Le soldat spartan de l'époque classique (vers 480-323 avant J.-C.) demeure l'une des figures militaires les plus emblématiques de l'histoire. Clad en bronze et portant une longue lance, la spartan hoplite est le fruit d'un système intense et soutenu par l'État de formation et de discipline connu sous le nom de Peur. Son équipement, bien que similaire à celui des autres villes-états grecs, a été sélectionné et adapté pour maximiser l'efficacité du phalan spartan. Cet article explore en détail les armes et l'armure qui ont défini le guerrier spartan, de l'imposant dory au titre de la aspis et comment ces outils reflétaient la philosophie martiale d'une société qui existait pour la guerre.

Fondations de la doctrine militaire spartane

Avant d'examiner les articles spécifiques, il est essentiel de comprendre le contexte dans lequel l'armement spartan a été utilisé. L'armée spartan comptait sur la formation phalanx : une masse dense et rectangulaire d'infanterie lourdement armée (hollytes) progressant dans un écluse avec des boucliers entrelacés. Cette formation exigeait uniformité, discipline et confiance. Les armes et l'armure ont donc été choisies non pas pour le flair individuel mais pour l'efficacité collective. simplicité, durabilitéet mobilité. Contrairement aux hoplites athéniennes qui ont souvent commandé des armures personnalisées, Spartans portait un kit presque identique, renforçant la valeur de l'égalité entre les Homooi Cette standardisation s'étendait à l'emblème du bouclier : la lettre grecque Lambda (Í) pour Lacedaemon, qui a rendu le phalanx immédiatement reconnaissable sur le champ de bataille et a instillé la peur chez les adversaires.

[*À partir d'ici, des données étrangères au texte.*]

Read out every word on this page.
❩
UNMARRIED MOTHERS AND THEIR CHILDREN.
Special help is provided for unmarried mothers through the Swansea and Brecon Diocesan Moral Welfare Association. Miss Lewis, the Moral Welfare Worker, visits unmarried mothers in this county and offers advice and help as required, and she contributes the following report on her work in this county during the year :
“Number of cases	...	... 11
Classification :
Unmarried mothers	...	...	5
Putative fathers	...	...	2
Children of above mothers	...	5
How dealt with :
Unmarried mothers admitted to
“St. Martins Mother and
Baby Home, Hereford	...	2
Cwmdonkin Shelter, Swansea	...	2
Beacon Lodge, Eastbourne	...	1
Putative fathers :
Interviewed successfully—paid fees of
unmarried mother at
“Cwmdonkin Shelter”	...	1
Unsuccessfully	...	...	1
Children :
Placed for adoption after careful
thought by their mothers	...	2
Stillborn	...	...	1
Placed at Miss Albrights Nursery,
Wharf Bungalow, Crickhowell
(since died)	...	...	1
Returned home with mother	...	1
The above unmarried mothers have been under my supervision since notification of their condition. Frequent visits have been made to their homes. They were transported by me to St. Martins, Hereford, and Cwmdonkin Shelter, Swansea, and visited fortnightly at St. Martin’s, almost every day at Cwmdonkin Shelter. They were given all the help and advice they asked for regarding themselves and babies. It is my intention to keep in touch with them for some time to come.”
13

Un autre aspect clé de la doctrine spartaine était l'attente que chaque hoplite maintiendrait sa position à tout prix. Le succès du phalanx dépendait de chaque homme faisant confiance à son voisin pour maintenir le mur de bouclier. Cette confiance a été construite par des années d'entraînement partagé et les graves sanctions sociales pour la lâcheté. atimia— la perte des droits des citoyens et de l'ostracisme social, qui a rendu absolu l'engagement du soldat individuel envers son équipement et sa formation.

Arme primaire : la dory (parseigne)

La base de la capacité offensive de Spartan était la dory, une longue lance de poussée. Mesure entre 2,1 et 2,7 mètres (7-9 pieds) de longueur, la dory était constituée d'un arbre en bois, typiquement en frêne ou en bois de cornique, surmonté d'une lame en forme de feuille ou de bronze. Sauroter Le « tueur au lizard » a servi à deux fins : il pouvait être utilisé comme arme secondaire si le fer de lance se brisait, et il permettait de planter la lance dans le sol pendant le repos. Le sauroter pouvait aussi être poussé dans le sol pour ancrer la lance contre la charge de la cavalerie, bien que cela fût rare dans le monde grec.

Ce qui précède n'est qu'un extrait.